Drei Freunde schauen sich das nachfolgende Bild an. Schnell entfacht sich ein Streit, weil jeder etwas anderes „sieht“. Alle drei beharren auf ihrem Standpunkt. Sie werden laut und wütend, da „ihre“ Realität nicht gesehen wird. Jeder denkt, er sei im Recht.
„Es sind Vögel!“
„Nein! Kaninchen!“
„Nein! Robben mit Geburtstagshüten!“
„Nein! Vögel! Das sieht doch jeder!“
Wer hat nun Recht? Keiner und alle.

Kippbilder Kerstin Hau

Farben, Striche und Punkte ergeben ein Bild. Da sind die Freunde sich einig. Das sind die Fakten. Doch was das Bild darstellt, bewertet und interpretiert jeder für sich. Wie stellen die Freunde eine gemeinsame Realität her?

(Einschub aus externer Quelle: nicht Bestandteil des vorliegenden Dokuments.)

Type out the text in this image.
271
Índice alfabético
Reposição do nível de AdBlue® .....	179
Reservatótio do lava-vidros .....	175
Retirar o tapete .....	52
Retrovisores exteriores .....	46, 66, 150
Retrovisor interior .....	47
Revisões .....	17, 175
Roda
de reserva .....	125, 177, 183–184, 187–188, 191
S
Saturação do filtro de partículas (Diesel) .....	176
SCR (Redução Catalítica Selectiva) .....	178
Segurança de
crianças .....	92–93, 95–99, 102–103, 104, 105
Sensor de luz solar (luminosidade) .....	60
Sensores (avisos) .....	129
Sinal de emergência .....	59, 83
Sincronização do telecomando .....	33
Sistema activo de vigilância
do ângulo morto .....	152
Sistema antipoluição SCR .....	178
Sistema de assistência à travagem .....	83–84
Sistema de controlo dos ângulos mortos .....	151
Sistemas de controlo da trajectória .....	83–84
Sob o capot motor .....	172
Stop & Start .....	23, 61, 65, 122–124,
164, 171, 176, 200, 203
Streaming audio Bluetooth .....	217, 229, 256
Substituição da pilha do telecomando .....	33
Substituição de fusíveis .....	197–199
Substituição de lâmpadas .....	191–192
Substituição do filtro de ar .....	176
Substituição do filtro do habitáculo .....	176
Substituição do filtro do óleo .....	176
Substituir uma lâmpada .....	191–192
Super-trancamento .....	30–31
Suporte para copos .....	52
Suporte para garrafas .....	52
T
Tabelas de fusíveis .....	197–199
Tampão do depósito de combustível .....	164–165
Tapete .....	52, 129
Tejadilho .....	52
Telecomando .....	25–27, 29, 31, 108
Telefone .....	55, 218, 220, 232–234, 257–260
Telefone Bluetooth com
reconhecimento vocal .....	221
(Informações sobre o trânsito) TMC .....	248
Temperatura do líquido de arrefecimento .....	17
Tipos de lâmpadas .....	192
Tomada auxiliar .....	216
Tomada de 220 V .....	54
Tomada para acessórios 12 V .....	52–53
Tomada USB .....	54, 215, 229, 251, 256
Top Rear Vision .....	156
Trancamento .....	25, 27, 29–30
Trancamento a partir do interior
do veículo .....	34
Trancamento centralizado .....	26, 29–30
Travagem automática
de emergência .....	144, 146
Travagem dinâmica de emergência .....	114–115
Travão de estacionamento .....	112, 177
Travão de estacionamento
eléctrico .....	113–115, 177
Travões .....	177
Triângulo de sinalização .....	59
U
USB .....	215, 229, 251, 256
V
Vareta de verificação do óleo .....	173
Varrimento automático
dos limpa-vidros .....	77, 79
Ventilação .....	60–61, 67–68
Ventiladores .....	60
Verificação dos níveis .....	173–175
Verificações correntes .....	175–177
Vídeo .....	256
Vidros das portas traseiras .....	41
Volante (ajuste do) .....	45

„Ich bin genervt, weil keiner sieht, was ich sehe!“, beschwert sich der Erste.
Den beiden anderen geht es ebenso.
„Dann zeig uns das, was du sieht? Wo ist der Schnabel?“
„Hier, diese Striche und die orange Farbe, das ergibt für mich den Schnabel.“
„Ach so. So siehst du das.“ Für den Zweiten sind es die Ohren, für den Dritten ist es ein Hut. „Aha! Oho!“
Jeder beschreibt, was er sieht. Alle drei sind zufrieden. Am Ende lachen sie, weil sie drei verschiedene Tiere entdeckt haben, sich wieder vertragen und weil jeder in seinem persönlichen Erleben gesehen wurde. Das verbindet. Echte Freunde eben.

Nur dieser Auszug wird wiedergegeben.